Torture and social crime from a transnational perspective

January 26, 2018

The Institute’s own SSRN research paper series starts off the year with two thematically related contributions, which illustrate by means of example the transnationalisation of criminal law and security regimes in the 19th and 20th centuries, which investigates the research project "The Formation of Transnational Criminal Law Regimes".

Sylvia Kesper-Biermann analyses the emergence and development of the transnational anti-torture regimes from the Enlightenment to the UN Convention against Torture (1984) as well as the complex relations between torture, security and (international) law.
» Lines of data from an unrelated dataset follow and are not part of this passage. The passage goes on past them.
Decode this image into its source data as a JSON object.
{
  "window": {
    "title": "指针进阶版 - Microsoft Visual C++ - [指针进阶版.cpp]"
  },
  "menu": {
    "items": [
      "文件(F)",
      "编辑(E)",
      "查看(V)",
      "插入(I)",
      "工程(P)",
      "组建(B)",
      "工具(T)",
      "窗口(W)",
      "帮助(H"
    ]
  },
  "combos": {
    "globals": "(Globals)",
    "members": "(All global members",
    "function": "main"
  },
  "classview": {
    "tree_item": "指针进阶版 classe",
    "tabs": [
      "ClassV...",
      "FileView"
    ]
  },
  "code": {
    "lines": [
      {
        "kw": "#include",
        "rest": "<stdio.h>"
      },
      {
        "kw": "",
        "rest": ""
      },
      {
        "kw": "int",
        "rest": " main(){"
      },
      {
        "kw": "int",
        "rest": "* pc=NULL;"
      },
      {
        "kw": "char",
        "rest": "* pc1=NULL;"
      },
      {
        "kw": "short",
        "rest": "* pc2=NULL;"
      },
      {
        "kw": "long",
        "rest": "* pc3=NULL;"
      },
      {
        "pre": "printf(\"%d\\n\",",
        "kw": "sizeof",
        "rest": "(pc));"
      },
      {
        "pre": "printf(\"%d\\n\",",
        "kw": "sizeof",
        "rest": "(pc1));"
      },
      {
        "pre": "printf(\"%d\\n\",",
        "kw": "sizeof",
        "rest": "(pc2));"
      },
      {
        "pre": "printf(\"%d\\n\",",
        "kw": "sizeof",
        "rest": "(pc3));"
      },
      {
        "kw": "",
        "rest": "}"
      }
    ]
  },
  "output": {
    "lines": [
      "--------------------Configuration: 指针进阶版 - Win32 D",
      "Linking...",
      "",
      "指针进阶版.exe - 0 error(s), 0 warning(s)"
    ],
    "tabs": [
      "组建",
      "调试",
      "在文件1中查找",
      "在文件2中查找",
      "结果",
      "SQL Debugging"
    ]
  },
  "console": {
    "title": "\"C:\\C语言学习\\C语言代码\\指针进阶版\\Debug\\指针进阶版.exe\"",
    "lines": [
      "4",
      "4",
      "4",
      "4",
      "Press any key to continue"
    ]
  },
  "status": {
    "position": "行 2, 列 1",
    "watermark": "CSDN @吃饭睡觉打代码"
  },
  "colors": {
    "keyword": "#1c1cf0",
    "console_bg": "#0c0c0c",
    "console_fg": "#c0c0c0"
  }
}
In particular, she refers to emotions in the public discourse and their influence on the history of the anti-torture regimes. In his contribution, Richard Bach Jensen takes up the concept of “social crime”, which developed within the context of the international criminal discourse as a reaction to the transnational anarchistic threat. The concept was supposed to enable the criminalisation of cross-border political violence as a crime against the entire society, but it simply disappeared after the 1930s and was eventually replaced by “international terrorism”.

Both contributions, therefore, offer new insights into the formation of transnational and/or international criminal legal regimes and normative orders. They are now available online on SSRN and will be published as a volume in the series Studien zu Policey, Kriminalitätsgeschichte und Konfliktregulierung.